В Котове один Валерик и держал еще корову, но, похоже, местные его бойкотировали, а всего скорее, считали копейки, как и сам Валерик, вот и не задавалась местная торговля, только водка была нарасхват, потому что тут, понятно, никто не скупился.
Сторожить Валерика Мальцов не собирался. Вспомнил, что хотел навестить родных на погосте, пошел к церкви по длинной единственной улице, глядел по сторонам: каждый второй дом заколоченный или, хуже того, разоренный. С разбитыми стеклами, вытащенными половицами – ничейное умирало мгновенно: налетали, как воронье, выклевывали всё основательно, оставляя голый скелет-сруб, чтобы потом прокрасться и к нему, выпилить стены на дрова.

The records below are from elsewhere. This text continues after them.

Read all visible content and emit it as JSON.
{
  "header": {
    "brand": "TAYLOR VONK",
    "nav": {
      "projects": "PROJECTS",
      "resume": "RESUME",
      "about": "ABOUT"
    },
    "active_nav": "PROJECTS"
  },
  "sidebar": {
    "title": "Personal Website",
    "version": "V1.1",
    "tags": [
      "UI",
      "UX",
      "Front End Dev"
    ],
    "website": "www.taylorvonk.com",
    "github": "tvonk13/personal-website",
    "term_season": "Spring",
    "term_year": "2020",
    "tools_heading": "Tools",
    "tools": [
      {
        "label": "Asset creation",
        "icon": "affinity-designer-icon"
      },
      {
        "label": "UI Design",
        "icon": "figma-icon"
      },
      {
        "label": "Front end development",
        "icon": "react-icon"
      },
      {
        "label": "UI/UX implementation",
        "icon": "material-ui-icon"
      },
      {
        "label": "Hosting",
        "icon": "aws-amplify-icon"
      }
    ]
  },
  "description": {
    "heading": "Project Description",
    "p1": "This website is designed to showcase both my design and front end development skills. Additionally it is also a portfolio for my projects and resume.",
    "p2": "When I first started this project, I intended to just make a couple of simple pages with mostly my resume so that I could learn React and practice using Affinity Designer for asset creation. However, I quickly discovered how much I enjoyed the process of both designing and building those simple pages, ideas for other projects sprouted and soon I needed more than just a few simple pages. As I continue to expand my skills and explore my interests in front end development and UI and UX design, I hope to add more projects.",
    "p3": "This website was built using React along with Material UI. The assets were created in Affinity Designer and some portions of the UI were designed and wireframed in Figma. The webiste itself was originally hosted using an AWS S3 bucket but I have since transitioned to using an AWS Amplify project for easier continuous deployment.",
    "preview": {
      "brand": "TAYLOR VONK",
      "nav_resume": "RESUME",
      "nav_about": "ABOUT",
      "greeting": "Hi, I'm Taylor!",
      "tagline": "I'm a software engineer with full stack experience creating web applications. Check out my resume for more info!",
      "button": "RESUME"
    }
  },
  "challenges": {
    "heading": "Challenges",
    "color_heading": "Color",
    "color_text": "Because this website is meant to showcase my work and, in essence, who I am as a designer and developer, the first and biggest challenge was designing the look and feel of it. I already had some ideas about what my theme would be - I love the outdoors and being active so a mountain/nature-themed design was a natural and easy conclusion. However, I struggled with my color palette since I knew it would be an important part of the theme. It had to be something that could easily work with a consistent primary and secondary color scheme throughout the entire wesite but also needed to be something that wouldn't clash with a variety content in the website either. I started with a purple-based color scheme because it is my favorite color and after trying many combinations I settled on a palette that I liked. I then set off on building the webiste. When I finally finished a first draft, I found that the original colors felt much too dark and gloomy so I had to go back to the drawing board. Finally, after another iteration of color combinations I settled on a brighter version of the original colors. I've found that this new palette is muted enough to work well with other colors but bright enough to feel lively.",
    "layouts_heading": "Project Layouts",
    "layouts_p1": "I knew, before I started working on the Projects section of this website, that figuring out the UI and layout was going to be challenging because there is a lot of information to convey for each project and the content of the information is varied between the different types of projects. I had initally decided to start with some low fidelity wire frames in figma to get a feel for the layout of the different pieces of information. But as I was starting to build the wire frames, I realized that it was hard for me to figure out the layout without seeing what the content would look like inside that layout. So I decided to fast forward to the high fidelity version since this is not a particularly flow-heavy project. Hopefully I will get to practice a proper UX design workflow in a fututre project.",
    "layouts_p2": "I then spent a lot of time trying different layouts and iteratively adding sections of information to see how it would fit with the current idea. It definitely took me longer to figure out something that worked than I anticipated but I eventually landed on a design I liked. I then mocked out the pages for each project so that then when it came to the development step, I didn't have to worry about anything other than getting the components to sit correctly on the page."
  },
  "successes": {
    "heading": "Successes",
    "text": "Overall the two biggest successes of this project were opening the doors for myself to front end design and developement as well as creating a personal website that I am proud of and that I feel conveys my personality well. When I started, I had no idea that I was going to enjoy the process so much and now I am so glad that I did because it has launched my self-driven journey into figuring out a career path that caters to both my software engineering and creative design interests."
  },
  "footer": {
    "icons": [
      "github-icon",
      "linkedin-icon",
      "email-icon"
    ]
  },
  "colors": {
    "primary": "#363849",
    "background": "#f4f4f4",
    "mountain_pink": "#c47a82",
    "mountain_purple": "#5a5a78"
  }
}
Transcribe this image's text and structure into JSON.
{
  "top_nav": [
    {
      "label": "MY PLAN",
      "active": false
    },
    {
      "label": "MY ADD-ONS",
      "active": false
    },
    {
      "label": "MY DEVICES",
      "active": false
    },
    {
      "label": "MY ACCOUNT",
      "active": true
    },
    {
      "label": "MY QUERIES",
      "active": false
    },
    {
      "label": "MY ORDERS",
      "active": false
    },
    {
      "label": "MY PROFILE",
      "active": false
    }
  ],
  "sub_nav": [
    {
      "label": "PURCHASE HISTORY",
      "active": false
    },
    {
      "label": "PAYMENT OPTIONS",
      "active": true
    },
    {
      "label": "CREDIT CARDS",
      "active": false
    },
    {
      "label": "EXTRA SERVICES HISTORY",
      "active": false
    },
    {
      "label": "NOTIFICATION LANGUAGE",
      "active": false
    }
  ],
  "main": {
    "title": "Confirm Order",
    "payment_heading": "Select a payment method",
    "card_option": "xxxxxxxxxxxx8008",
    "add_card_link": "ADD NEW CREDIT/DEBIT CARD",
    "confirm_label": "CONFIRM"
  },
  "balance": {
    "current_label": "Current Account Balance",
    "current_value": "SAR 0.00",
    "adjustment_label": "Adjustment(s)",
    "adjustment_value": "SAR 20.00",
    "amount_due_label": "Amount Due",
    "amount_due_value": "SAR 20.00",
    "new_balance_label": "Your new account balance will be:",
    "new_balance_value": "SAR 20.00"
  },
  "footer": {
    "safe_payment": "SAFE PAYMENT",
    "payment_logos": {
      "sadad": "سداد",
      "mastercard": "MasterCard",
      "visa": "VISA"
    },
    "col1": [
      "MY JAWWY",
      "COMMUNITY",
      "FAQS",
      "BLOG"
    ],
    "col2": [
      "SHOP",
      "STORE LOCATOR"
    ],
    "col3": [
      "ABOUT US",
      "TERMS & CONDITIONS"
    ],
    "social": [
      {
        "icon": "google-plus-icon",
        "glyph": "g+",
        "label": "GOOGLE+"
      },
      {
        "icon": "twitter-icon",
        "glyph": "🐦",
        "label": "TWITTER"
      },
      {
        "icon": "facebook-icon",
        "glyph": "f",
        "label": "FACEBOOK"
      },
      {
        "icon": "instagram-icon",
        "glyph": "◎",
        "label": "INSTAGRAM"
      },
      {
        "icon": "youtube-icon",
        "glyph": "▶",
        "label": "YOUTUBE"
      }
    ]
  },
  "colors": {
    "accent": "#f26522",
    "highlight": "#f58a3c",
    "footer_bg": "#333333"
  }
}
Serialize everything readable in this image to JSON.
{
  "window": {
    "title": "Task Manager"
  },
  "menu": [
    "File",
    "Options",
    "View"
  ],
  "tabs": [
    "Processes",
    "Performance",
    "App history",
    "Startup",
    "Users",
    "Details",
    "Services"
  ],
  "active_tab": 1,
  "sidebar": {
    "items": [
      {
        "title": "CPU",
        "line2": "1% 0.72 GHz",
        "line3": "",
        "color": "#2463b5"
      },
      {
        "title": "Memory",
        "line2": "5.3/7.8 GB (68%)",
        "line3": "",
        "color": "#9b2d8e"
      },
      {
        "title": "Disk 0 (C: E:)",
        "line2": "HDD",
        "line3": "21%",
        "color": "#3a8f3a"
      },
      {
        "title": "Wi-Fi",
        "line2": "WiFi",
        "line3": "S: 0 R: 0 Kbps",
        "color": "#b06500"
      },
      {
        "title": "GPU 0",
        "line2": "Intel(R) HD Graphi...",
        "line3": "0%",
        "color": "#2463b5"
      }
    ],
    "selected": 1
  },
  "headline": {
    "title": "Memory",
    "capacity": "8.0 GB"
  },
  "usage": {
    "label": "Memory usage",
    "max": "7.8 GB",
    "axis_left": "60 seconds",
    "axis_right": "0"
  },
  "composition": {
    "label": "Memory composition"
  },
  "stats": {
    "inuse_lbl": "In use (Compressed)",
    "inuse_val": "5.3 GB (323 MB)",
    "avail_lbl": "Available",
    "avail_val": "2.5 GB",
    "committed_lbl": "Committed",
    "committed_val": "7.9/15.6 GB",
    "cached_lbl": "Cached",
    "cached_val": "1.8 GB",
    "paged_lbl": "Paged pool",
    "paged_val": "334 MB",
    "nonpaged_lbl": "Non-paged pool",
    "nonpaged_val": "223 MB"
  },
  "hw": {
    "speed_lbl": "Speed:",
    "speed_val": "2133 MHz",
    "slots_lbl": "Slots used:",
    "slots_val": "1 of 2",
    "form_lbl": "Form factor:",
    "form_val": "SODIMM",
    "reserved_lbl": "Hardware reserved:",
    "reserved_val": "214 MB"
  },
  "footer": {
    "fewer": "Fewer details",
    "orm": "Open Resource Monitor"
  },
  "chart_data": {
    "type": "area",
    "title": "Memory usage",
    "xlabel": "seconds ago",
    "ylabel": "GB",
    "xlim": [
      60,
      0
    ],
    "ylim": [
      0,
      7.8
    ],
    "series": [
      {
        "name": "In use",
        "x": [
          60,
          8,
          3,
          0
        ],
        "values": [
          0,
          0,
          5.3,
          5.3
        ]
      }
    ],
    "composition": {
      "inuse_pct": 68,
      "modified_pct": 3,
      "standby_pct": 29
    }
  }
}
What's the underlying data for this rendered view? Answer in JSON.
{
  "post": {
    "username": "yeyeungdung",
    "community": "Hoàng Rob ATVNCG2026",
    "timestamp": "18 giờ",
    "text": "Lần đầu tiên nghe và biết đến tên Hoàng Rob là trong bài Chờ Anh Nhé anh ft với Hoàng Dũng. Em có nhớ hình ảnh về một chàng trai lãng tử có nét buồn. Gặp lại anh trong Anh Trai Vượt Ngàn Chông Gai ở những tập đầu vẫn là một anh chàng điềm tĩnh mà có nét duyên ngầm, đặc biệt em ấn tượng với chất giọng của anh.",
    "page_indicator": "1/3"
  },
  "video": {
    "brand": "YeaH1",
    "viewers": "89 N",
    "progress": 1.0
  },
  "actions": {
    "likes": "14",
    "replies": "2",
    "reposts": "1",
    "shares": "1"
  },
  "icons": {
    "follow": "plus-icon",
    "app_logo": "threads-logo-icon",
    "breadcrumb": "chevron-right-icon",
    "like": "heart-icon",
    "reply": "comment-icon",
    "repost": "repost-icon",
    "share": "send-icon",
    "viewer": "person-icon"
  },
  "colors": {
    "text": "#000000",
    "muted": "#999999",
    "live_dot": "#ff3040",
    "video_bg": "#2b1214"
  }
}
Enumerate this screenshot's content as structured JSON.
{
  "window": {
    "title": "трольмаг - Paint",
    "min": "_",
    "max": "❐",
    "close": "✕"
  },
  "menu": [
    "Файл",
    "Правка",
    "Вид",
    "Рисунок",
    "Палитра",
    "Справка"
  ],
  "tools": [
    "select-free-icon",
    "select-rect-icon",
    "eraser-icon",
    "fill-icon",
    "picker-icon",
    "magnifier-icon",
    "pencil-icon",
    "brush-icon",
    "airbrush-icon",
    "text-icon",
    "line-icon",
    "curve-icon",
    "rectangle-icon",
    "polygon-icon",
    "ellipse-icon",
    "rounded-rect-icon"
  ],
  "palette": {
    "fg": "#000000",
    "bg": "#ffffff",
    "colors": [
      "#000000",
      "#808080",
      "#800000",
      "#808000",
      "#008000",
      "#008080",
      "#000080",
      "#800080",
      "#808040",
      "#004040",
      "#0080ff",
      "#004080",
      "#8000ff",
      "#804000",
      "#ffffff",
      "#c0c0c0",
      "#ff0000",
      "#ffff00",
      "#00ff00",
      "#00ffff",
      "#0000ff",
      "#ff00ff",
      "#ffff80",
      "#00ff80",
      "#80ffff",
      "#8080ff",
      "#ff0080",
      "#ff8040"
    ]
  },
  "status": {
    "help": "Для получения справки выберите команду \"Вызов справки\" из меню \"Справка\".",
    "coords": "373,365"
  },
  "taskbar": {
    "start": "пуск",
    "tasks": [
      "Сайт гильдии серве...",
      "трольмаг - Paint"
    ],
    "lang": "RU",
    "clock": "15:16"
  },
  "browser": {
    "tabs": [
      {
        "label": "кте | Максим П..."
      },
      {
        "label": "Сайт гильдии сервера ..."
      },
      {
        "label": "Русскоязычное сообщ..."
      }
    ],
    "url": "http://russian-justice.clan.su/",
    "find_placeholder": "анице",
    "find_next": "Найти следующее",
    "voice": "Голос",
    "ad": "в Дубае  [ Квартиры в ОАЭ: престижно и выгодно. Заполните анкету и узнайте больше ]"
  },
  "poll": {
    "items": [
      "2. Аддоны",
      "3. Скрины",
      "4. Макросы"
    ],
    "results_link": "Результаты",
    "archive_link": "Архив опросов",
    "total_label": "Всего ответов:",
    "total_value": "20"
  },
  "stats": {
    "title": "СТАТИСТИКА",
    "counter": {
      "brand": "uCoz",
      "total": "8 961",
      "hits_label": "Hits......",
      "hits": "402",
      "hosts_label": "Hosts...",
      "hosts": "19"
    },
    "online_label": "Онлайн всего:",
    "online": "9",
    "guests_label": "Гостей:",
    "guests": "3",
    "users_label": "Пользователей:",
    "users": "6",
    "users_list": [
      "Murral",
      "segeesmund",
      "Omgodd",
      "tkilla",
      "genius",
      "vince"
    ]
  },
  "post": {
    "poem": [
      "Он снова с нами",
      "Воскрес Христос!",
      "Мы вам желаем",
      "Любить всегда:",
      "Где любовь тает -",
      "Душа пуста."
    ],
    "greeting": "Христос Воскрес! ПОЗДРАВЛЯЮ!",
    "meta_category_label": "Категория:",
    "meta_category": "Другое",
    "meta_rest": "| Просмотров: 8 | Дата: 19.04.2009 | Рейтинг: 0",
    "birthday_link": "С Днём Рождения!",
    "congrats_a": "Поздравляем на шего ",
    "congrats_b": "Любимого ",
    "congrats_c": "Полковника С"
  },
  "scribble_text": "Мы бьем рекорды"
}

Дальше такие инвалиды – косые, с провалившейся крышей – стояли сколько могли, их обходили стороной, зная, что ненароком может и придавить. Почему-то в детстве он не помнил таких руин, даже брошенные сараи в лесу стояли аккуратные, в пробой совали оструганную палку – входи любой, прячься от непогоды, только, уходя, не забудь опять закрыть двери. Дров в лесу было не больше и не меньше, чем теперь, но так вот от лени дома не опиливали, даже с краю деревни мертвые дома обрастали мхом и умирали медленно и достойно в своем сонном забытьи, тревожить которое почиталось за грех.
Посередине деревни на взгорке, на самом сухом и прогреваемом месте, стоял большой двухэтажный каменный дом, цоколь фундамента был сложен из гранитных блоков. Правая половина, заброшенная, прогнила: шиферная крыша кое-как еще держалась, но окна были выбиты и заколочены фанерой. В левой половине жила Наталья Федоровна – толстая, грузная пенсионерка, Лена дружила с ней с молодости. Федоровна ютилась на первом этаже, верхние комнаты принадлежали ее разъехавшимся детям. Дети наезжали по праздникам, жарили шашлыки, коптили рыбу, клялись, что займутся домом, пойдут куда следует, отпишут на себя вторую половину, покроют крышу заново и вставят новые рамы, но дальше клятв под стакан дело не продвигалось – дом умирал, как и его деревянные собратья. Ленивая и грузная хозяйка пекла пироги к приезду родни, остальное время сидела-лежала на диване, вперившись в телевизор. Лестница на второй этаж обвалилась, туалет переполнился, она не стала его чистить, ходила на двор – в большой скотный сарай, благо места там было много; летом по огороду растекалась крепкая вонь, но, похоже, ее это устраивало.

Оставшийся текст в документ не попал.